On "Rockin' J," a lo-fi backtrack allots our Rapper room to occupy front and center, untarnished or stained compared to its predecessor song. Here, his flows converge over a short backing track that samples a piano, some crispy hi-hats, and bells that blend into the nostalgia-inducing aesthetic channeled from Mo_B1's '90s favoring creative intuitions.
When we think back, "Keep The Change," stands as a testament to the talents and overpowering affluence that this Canadian Rapper has for crafting addictive hooks, incorporating clever references to Pop-culture, and enhancing his mixes with nostalgia-evocative textures. His aim for cohesion might not have been his most festooning quality, but his abundance of groove, knee-buckling bars, and intoxicating toplines are undeniable.
Hello Mo_B1 and a warm welcome back to BuzzMusic. What was your process behind curating the dynamic flow and cohesion that follows when one song moves to the next on this record?
When Considering cohesiveness I always try and make sure the project has a certain vibe. Keep The Change has a unique sound in the sense that it encompasses catchy hooks with hard-hitting bars. I wanted to grab the audience with King Of The North and then follow it with the two lead singles Connect The Dots and Make Believe. Rockin J's was a perfect last song to leave the audience wanting more and the others fit in from there.
Can you explain some of the main sentiments and emotions you were trying to evoke in your audience through the multitude of diverse-hitting tracks found on "Keep The Change?"
I wanted to make the audience think about the bars I spit. Thought provokes creativity and inspiration which is my goal when releasing music, I want to inspire. Keep The Change is a message in itself.
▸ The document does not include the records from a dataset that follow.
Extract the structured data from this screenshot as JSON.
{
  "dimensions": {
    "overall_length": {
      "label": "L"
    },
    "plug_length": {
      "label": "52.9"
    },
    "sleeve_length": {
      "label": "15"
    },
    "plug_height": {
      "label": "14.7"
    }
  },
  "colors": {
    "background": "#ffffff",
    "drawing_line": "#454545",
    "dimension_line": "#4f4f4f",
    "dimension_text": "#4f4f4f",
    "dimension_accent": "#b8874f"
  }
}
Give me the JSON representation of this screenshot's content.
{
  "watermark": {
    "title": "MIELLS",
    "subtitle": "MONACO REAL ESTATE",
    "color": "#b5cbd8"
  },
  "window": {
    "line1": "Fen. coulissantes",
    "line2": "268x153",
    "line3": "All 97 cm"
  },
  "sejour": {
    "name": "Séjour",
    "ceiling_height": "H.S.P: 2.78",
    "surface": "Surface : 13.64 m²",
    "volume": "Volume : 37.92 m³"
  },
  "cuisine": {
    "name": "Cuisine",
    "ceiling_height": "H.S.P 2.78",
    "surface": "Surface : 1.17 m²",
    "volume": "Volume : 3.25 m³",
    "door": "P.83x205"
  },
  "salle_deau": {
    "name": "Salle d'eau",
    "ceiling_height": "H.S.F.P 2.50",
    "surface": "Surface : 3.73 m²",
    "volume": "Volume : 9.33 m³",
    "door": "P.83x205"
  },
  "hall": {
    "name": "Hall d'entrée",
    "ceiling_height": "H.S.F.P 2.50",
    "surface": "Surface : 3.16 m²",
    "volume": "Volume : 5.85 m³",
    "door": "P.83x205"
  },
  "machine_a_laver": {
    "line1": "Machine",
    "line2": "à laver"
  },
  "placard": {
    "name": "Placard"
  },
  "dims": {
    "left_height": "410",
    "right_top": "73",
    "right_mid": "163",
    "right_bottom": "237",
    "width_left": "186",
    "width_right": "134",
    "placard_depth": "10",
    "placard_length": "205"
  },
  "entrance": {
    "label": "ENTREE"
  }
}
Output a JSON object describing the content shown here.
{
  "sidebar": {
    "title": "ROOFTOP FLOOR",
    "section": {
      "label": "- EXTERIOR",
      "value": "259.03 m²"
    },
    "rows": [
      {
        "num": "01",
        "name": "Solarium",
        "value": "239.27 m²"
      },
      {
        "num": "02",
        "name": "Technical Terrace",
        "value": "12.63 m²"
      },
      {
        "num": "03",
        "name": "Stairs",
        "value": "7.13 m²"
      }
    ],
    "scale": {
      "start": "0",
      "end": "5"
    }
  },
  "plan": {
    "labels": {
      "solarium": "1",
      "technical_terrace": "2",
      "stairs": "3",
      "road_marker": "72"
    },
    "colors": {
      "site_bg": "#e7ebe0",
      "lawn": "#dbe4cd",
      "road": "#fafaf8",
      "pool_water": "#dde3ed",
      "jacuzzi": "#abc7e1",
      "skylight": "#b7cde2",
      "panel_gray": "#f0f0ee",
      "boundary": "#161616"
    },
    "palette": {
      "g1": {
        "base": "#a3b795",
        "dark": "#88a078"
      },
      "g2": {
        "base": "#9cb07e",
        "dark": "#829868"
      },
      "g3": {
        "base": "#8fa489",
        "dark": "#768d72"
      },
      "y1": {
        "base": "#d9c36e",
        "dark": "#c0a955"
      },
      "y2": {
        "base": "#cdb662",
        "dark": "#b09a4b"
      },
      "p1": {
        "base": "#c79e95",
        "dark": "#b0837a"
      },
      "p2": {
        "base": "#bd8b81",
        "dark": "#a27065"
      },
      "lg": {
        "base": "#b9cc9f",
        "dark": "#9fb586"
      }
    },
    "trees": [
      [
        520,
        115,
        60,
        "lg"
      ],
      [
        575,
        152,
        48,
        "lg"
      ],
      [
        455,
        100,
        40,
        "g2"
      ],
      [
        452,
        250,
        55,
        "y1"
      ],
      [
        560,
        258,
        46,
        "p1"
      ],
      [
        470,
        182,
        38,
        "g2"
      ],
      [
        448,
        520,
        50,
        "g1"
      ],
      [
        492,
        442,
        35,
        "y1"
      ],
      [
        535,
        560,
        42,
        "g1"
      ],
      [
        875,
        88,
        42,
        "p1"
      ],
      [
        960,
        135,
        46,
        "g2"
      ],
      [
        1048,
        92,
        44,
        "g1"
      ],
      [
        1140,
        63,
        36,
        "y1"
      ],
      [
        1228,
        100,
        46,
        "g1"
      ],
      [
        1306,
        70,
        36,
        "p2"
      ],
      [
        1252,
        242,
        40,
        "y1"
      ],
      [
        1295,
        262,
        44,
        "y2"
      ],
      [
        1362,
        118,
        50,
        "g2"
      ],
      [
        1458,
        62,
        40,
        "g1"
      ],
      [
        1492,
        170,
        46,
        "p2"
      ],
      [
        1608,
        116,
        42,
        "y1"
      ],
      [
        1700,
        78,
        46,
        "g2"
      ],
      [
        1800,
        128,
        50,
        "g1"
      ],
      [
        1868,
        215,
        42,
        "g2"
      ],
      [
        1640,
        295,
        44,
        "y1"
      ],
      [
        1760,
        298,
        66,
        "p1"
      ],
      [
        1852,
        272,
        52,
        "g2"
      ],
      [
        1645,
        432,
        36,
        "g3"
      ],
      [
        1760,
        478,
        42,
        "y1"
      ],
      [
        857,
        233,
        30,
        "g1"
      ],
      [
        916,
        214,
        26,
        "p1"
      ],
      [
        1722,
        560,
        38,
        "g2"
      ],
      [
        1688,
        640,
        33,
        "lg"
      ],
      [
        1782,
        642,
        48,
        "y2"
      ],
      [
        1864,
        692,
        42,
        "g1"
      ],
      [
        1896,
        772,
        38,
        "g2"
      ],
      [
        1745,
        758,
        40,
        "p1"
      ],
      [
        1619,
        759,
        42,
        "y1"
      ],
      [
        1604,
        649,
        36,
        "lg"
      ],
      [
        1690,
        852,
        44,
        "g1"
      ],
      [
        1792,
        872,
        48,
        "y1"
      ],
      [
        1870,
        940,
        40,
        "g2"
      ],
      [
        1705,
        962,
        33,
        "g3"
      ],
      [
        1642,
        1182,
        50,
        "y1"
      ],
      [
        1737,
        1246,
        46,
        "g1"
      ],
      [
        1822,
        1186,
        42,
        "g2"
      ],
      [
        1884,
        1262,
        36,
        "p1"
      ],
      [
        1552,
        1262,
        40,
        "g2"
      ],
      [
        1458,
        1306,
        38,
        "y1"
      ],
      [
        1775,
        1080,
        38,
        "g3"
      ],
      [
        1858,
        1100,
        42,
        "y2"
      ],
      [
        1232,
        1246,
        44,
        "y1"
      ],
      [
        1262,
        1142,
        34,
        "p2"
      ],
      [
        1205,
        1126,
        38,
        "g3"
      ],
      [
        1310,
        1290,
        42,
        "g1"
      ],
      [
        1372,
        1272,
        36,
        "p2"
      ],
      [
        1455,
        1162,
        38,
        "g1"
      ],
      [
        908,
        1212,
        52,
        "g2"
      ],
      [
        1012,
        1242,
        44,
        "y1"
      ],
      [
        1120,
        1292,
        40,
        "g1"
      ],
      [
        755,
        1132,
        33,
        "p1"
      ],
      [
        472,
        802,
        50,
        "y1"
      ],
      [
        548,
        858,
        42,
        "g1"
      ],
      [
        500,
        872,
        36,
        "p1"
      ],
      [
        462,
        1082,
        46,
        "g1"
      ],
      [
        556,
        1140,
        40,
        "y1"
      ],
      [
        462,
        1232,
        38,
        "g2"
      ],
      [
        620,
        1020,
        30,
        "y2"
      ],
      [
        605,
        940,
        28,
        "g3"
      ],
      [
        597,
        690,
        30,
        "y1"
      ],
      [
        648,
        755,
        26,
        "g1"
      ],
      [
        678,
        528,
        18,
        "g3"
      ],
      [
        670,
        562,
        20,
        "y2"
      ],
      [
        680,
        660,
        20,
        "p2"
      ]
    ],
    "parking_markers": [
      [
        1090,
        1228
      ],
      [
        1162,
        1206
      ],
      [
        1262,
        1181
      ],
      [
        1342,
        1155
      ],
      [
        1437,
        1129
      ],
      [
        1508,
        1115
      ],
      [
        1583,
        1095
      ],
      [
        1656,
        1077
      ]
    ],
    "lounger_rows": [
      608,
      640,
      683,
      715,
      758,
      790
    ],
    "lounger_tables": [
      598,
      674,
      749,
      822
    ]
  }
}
Change is necessary, as a young black male, I believe we must keep changing as a culture and people. Humanity is constantly changing and we need to change together for the better. Change is good, for all of us. We must be open to change and willing to seek out ways of destroying racism, discrimination, and injustice forever.
When it comes to your clever references to topical subjects and Pop-culture, what fuels that stylists approach, and when did this become something you confide in during your writing sessions?
During my writing process, I am.always looking for ways to engage the audience and pop culture references tend to do just that. I have become accustomed to writing for mass appeal, which requires attention to pop culture and what's happening in the world at that time.
If you could pick two songs from "Keep The Change" that represents you best as an Artist, which would you choose and why?
My two lead singles Connect The Dots and Make Believe I think best represents me as an artist right now. There is a certain maturity in my flow in Connect The Dots that I am excited to share with people. Make Believe has a funky hook, that is catchy and unique and highlights my singing abilities which I like, personally. Make Believe demonstrates my attempt to think outside the box when creating, another attempt and blending the 90's early 2000's with the now.
What are some ever-evolving and long-lasting developments in your sound and style that you can predict we might find on your next upcoming releases?
My next release is an LP called Wedding Season. 8 tracks dedicated to love and relationships. Expect summer tunes that are uplifting. It really is feel-good music. There are a few unique hooks, my singing is on full display and there are alot of heart heavy bars. The intricacies of love are contemplated in a fun fashion. Wedding Season is Now available on all platforms under Mo_B1. Check It Out and Sing-Along!